Ben alışkanlıklara gireceğim ama sigaradan, uyuşturucudan, alkolden bahsetmeyeceğim. İlişkilerdeki alışkanlıklar kadının erkeğe, erkeğin kadına, kadının kadına, erkeğin erkeğe veya malesef ülkemizde çokça bulunan erkeğin çocuk kadına. ? Bizler sevmeyi ölmek, ölmeyi bayılmak sanmışız sanki Türkiye halkı olarak. Maslow abinin piramidinde ilk basamak olan fizyolojik ihtiyaçlarımızı karşılayamadığımızdan mütevellit olsa gerek ki, hala sevgililik konusunun üstesinden gelebilmiş değiliz.
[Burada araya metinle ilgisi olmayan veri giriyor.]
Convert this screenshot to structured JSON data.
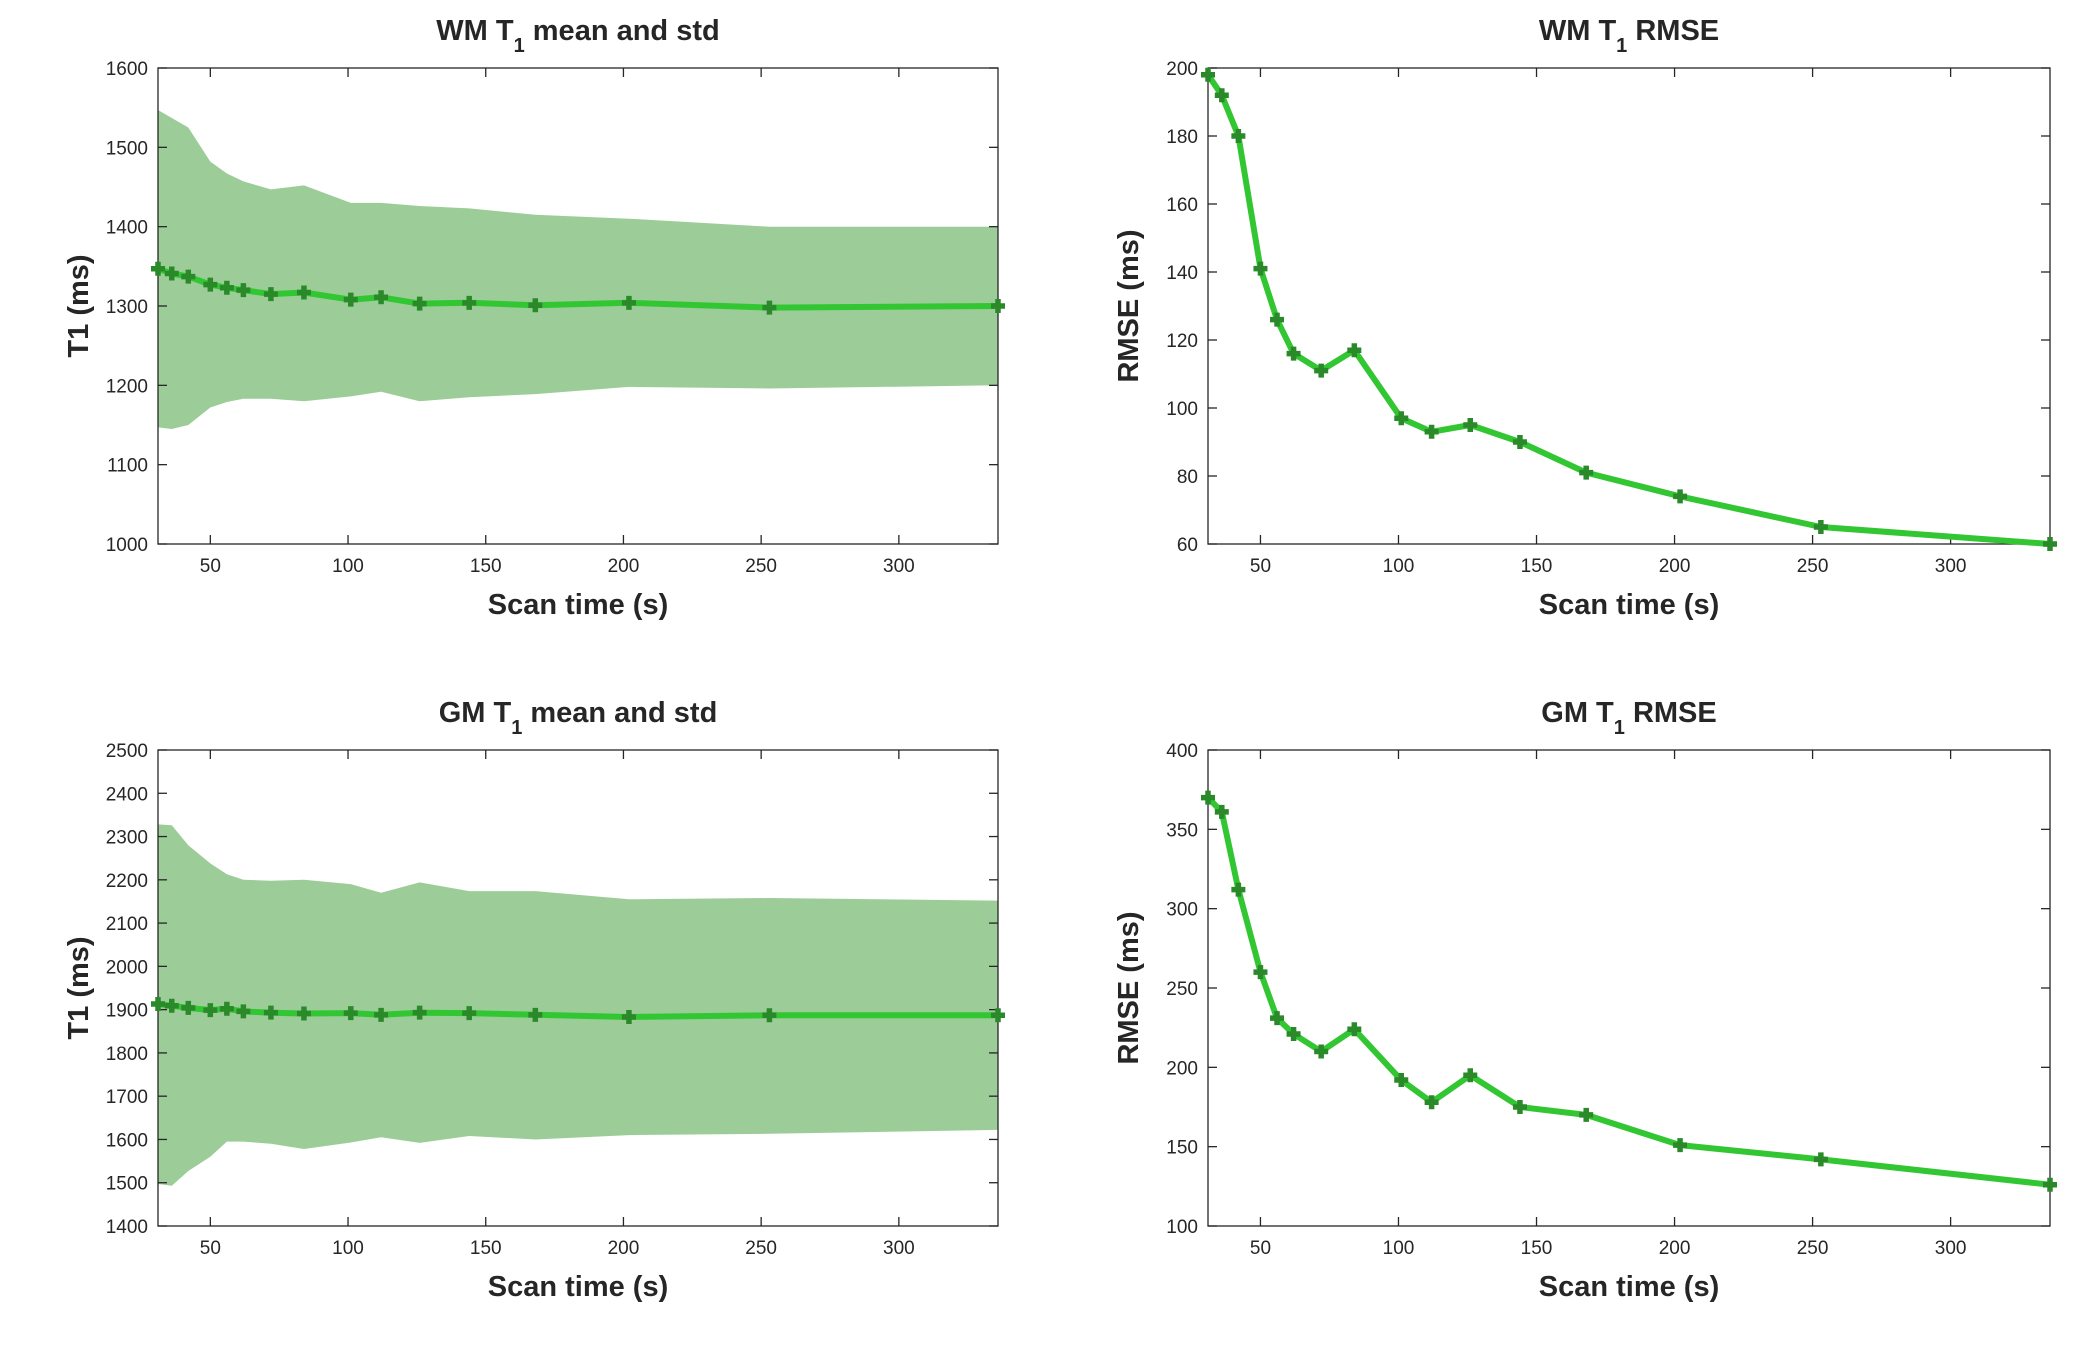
{
  "colors": {
    "band": "#9ccd98",
    "line": "#33c633",
    "marker": "#2a8a2a",
    "axis": "#262626"
  },
  "chart_data": [
    {
      "type": "area",
      "title": "WM T",
      "title_sub": "1",
      "title_rest": " mean and std",
      "xlabel": "Scan time (s)",
      "ylabel": "T1 (ms)",
      "xlim": [
        31,
        336
      ],
      "ylim": [
        1000,
        1600
      ],
      "xticks": [
        50,
        100,
        150,
        200,
        250,
        300
      ],
      "yticks": [
        1000,
        1100,
        1200,
        1300,
        1400,
        1500,
        1600
      ],
      "x": [
        31,
        36,
        42,
        50,
        56,
        62,
        72,
        84,
        101,
        112,
        126,
        144,
        168,
        202,
        253,
        336
      ],
      "mean": [
        1347,
        1341,
        1337,
        1327,
        1323,
        1320,
        1315,
        1317,
        1308,
        1311,
        1303,
        1304,
        1301,
        1304,
        1298,
        1300
      ],
      "upper": [
        1547,
        1537,
        1525,
        1482,
        1467,
        1457,
        1447,
        1452,
        1430,
        1430,
        1426,
        1423,
        1415,
        1410,
        1400,
        1400
      ],
      "lower": [
        1147,
        1145,
        1150,
        1172,
        1179,
        1183,
        1183,
        1180,
        1186,
        1192,
        1180,
        1185,
        1189,
        1198,
        1196,
        1200
      ]
    },
    {
      "type": "line",
      "title": "WM T",
      "title_sub": "1",
      "title_rest": " RMSE",
      "xlabel": "Scan time (s)",
      "ylabel": "RMSE (ms)",
      "xlim": [
        31,
        336
      ],
      "ylim": [
        60,
        200
      ],
      "xticks": [
        50,
        100,
        150,
        200,
        250,
        300
      ],
      "yticks": [
        60,
        80,
        100,
        120,
        140,
        160,
        180,
        200
      ],
      "x": [
        31,
        36,
        42,
        50,
        56,
        62,
        72,
        84,
        101,
        112,
        126,
        144,
        168,
        202,
        253,
        336
      ],
      "values": [
        198,
        192,
        180,
        141,
        126,
        116,
        111,
        117,
        97,
        93,
        95,
        90,
        81,
        74,
        65,
        60
      ]
    },
    {
      "type": "area",
      "title": "GM T",
      "title_sub": "1",
      "title_rest": " mean and std",
      "xlabel": "Scan time (s)",
      "ylabel": "T1 (ms)",
      "xlim": [
        31,
        336
      ],
      "ylim": [
        1400,
        2500
      ],
      "xticks": [
        50,
        100,
        150,
        200,
        250,
        300
      ],
      "yticks": [
        1400,
        1500,
        1600,
        1700,
        1800,
        1900,
        2000,
        2100,
        2200,
        2300,
        2400,
        2500
      ],
      "x": [
        31,
        36,
        42,
        50,
        56,
        62,
        72,
        84,
        101,
        112,
        126,
        144,
        168,
        202,
        253,
        336
      ],
      "mean": [
        1913,
        1909,
        1904,
        1899,
        1902,
        1896,
        1893,
        1891,
        1892,
        1888,
        1893,
        1892,
        1888,
        1883,
        1887,
        1887
      ],
      "upper": [
        2328,
        2326,
        2280,
        2238,
        2213,
        2200,
        2198,
        2200,
        2190,
        2170,
        2194,
        2174,
        2174,
        2155,
        2158,
        2152
      ],
      "lower": [
        1497,
        1493,
        1527,
        1560,
        1595,
        1595,
        1590,
        1578,
        1593,
        1605,
        1592,
        1608,
        1600,
        1610,
        1613,
        1622
      ]
    },
    {
      "type": "line",
      "title": "GM T",
      "title_sub": "1",
      "title_rest": " RMSE",
      "xlabel": "Scan time (s)",
      "ylabel": "RMSE (ms)",
      "xlim": [
        31,
        336
      ],
      "ylim": [
        100,
        400
      ],
      "xticks": [
        50,
        100,
        150,
        200,
        250,
        300
      ],
      "yticks": [
        100,
        150,
        200,
        250,
        300,
        350,
        400
      ],
      "x": [
        31,
        36,
        42,
        50,
        56,
        62,
        72,
        84,
        101,
        112,
        126,
        144,
        168,
        202,
        253,
        336
      ],
      "values": [
        370,
        361,
        312,
        260,
        231,
        221,
        210,
        224,
        192,
        178,
        195,
        175,
        170,
        151,
        142,
        126
      ]
    }
  ]
}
Yeni birisiyle tanıştın onu keşfetmek çok heycanlı ve onun da senin ona olan ulvi duygulara kapılmasını sağlamak uğruna harcadığın çabayı bilime adasan, belki de dünyanın en ileri teknolojisi ve tıp alanında en gelişmiş ülkelere girmeyi başaracağız. Başarı demişken, başarılarımızın sonucunda yerli uçağımızı bırak, uzay mekiğimizi bile yapacağız. Ama biz hala acep şu şahıs benim farkıma nasıl varır?! Hatta onu nasıl tavlarım, şeklinde uğraşılar peşindeyiz, her neyse çok uzattım. İlk başlarda bunlarla uğraştık iyi güzel, sonrasında olan olay? Yahu bu şahsın şusu kötü busu kaka derken hemen bir terketme çabalarındasın. İşte tamda burada konumuz başlıyor. Çünkü tam terkediyorum ahanda dediğinde anam ben o olmadan ne yaparım. Ben onsuz olamamlar özlemle başlayıp, türlü türlü buhranlara girerek devam eden ağlamalı, içmeli bazende çikolata yemeli döneme giriyoruz. Cidden artıları-eksileri düşündüğümüz alt alta toplayıp hesaplar yapıp, eksiler milyonlara ulaştığı halde, mantığının bırak ulan şunu dediği halde, (özellikle kankalarla konuşur dertleşirken) kendini dinlediğin yada onu bir an anımsadığında, karşında gördüğünde vs. alt dudakta bir titreme, bir büzülüş, gözler dolmakta. Belki de Yıldız abla son ses açılmış dinlenmektedir, itiraf edelim. Gelelim faydası/zararına. Demin dedik ya eksisi ulaşmış milyona. Daha ne fayda bekliyon canım kardeşim? Olmuyor işte yapamıyorsun. Alışmışsın ona artık. Attığı tribi, yaptığı atarı, çektiği azarı özler olmuşsun, halbuki şikayetindi bunlar. Peki ne yapmalı ? Ya yeni bir sayfaya bakmalı bitirdim cümlesini kurduktan sonra 3 saat içinde, çünkü burada mantık kaybolup geri duygu yoğunluğuna gireceksin. Yada çırpınmayı bırakıp zevk almaya bakacaksın. Yazıma son verirken belirteyim istedim cümlelerim oldukça devrik kurulmuştur belki, ama ne yapayım? Ne kadar anlam yüklersen o kadar devrilir cümle. Hz. Teoman abimizin yazıp söylediği bir şarkıda şöyle der:
Bulutlar iç içe ve her an başka bir resim oluyorlar
Başka bir adla, başka bir zamanda rastlasaydım demiştim ya o gün sana
Vazgeçtim, kaçmak yok, söz bu kez
Çok güzel uyuyorsun diye yanımda
Bak, çok gevezeysem, hadi kapat çenemi
Sözcükler ne ki duygular yanında
Yoksa yarın sabah uyanıp ayılınca
Utanacağım şeyler söyleyebilirim şimdi
Bana bırak hazır açmışken kapılarımı
Kalbime biraz daha temiz hava girsin
Yalancıyımdır biraz ama bana inan
Sarhoşken hep çok sahiciyim
Yine fazla içmiştim bu akşamda
Coşmuş kalbim, of nal gibiyim.
Sağır, kör, dilsiz görünür kalbim
Ama bil, ben aslında iyi biriyim
Bilirim, çok kirlidir aşk sicilim
Sadakat konusunda da pek iddialı değilim
Ama bu kez farklı olsun diye
Sen denersen, ben de denerim
Pek iyi olmadı şarkı,
En iyisi gel ‘Ortaçgil’ dinleyelim
Sıcaklığını verirken sen bana
Sızayım aniden kollarında
Çok düşündüm kaçayım diye ama dedim;
Ne zaman anlaşmış ki kalple beyin
Ve hele ne zaman düşünsem seni
Yaprak gibi titriyorken kalbim
Bize bu sözler üstüne söz düşmez deyip yazımı şuan sonlandırmaya karar verdim bir dahaki yazımda görüşmek üzere…
Al abi bir cigara. Yak yak yak. Buralar duman altı.
Hiç kimse için değmez. Ben sadece bunu derim.
Kimse için değmez be usta. Keyfine bakacaksın bu hayatta.